Hi I'm a student in Classic French Culinary at French Culinary Institute, and it has been great experience for me. They have many opportunities once you finish your school here, and they will teach you the basics skills in order for you to prepare in the real world. Heheh I sound like a comercial, but you will enjoy it there, especially if you love pastry. Mmmm...YUM


----------



## chef from va (Nov 13, 2003)

thank you for the response i am glad to hear that it is working well for you. i just got off of an aweful day at work and you just completely turned it around. thanks! :bounce:


----------



## tytitan (Apr 6, 2004)

I'm looking at a few schools NECI, ICE, and FCI. I got the chance to talk with reps from FCI and NECI...both seem like great programs (baking and pastry). What are the aid packages @ FCI...If you don't mind me asking. The rep really coulding give me an answer on this. 

thx mate.


----------



## casweetthing (Apr 12, 2004)

the CCA? The California Culinary Academy?

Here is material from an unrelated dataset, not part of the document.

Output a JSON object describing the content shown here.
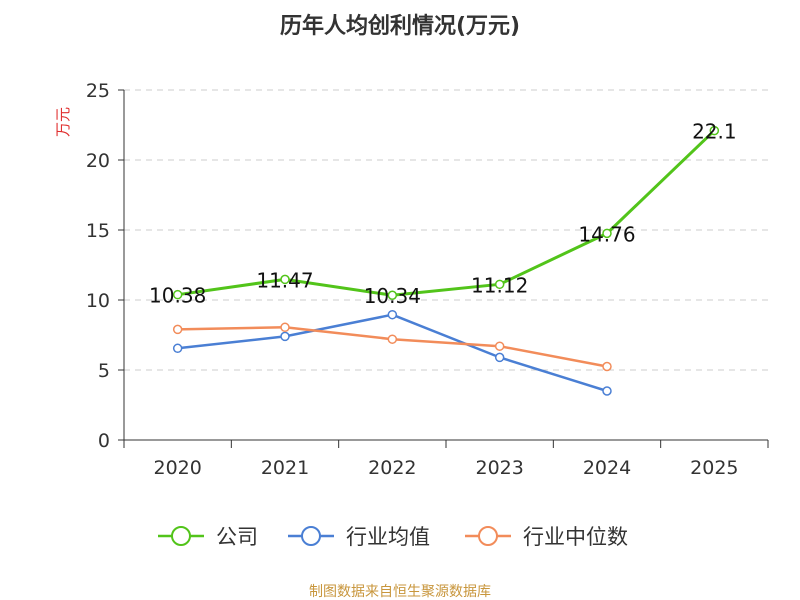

The B&P program is $25K for 30 weeks. I was able to get loans for $13K and am paying for the rest with cash... eeeekkkk!

In addition to being a great school there really isn't a better place to live/go to school as a food person than San Francisco! 

If you have any particular questions, give the school a call. My admissions advisor was Garth Johnson and he was great! (Still is!) They'll give you tons of information, answer any questions and help you with financial aid.


----------